5. During this comparative in-vitro testing, do you maintain blinding of samples and whether the blinding procedure is mentioned in the In-vitro protocol?
   The ISPS analysis of Blinded samples may be included in Validation study upon customer request.
6. Is RCI also suitable for DPI analysis?
   Yes, we offer ISPS analysis for DPI and MDI formulations using RCI. At Gateway Analytical, highly trained analysts can identify the PSDs of each of the active ingredients found in the fine particle fraction after actuation of the device, the amount of each drug that remains attached to carrier particles, and the number of drug particle aggregates.  Please refer to the White Paper: Analysis of Multi-Component Engineered Particles for Inhalation by Raman Chemical Imaging and the White Paper: Using Raman Chemical Imaging to Analyze Inhaled Combination Therapies
7. Is RCI similar to Malvern’s G3-ID?
   The technology utilized for ISPS by RCI is fundamentally different. Wide-field illumination RCI allows for obtaining Raman spectrum in each pixel with high spatial and spectral resolution in conjunction of Brightfield Reflectance image of the same Field of View (FOVs). Imaging modalities are collected in series parallel: Brightfield Imaging then Raman Chemical Imaging for thousands of randomly selected FOVs.  FOVs are collected as either: a montage or a coordinate list. Automated data acquisition accelerates the generation of data leading to larger number of particles and the capability of more representative sampling. How this works: Individual API particles are initially identified by their specific Raman spectrum. Each particle is treated with a unique intensity threshold to binarize the Raman chemical image and thus yielding a particle map. A feedback loop is initiated which confirms the chemical identity against the Raman spectrum and validates the particle size against the brightfield optical image. A single particle, for example, may be represented within a 30 pixel x 30 pixel field, with a spectrum collected for each pixel. By associating the spectra of the different chemicals with spectrum of each pixel in the RCI, it is possible to obtain a visual representation of the presence of each of the chemical within each FOV by correlating the data on a pixel-by-pixel basis.

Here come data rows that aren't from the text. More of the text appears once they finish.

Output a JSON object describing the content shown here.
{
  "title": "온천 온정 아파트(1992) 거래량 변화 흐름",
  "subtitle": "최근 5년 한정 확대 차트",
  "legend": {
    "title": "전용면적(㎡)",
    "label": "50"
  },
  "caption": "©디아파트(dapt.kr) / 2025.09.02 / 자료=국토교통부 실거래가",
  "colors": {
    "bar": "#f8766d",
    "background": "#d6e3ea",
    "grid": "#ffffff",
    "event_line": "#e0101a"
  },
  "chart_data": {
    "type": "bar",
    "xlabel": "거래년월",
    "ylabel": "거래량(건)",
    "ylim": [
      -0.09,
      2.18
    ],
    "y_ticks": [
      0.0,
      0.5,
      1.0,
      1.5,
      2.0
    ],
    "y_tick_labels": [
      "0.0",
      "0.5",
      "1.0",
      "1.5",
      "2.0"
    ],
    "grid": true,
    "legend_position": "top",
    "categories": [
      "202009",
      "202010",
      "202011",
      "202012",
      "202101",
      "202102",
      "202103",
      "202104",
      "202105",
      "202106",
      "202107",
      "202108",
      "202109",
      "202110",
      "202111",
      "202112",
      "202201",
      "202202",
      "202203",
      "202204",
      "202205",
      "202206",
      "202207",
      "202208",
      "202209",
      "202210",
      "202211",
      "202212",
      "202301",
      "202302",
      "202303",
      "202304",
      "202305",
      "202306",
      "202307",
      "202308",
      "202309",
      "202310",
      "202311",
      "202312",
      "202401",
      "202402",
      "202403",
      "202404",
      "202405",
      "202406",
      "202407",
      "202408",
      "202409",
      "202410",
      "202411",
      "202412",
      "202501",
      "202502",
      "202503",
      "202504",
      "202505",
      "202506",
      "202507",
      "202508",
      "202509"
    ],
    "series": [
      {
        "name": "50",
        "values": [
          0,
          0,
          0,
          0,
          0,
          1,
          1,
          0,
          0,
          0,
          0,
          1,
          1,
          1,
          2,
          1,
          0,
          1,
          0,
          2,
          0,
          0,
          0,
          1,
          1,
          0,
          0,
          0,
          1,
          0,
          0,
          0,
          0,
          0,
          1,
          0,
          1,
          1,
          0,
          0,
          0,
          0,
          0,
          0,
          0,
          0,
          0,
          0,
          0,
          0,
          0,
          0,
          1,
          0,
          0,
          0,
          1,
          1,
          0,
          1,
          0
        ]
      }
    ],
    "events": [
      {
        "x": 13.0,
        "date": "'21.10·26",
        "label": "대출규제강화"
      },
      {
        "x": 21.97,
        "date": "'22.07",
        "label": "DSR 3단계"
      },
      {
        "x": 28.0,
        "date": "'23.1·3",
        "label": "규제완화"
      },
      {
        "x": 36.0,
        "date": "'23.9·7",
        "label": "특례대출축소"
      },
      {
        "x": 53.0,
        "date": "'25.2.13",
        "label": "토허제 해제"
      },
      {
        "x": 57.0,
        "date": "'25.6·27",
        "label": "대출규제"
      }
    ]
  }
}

8. Would you share if the FDA has accepted the in vitro equivalence data (as presented) and if they have given a clinical waiver for any generic program?
   The FDA has not shared with us if anyone has submitted their results using RCI for the CPO biowaver at this time. You are welcome to call the FDA office of Generic drug for further information on this topic and they encourage and welcome your calls for further information.
9. Have you communicate with FDA for this Bio-wavier issue? What are the FDA's comments?
   We have a very good working relationship with the FDA and the office of Generic drugs. We have also published a paper  with the FDA on this very topic using our RCI technique as discussed in the webinar.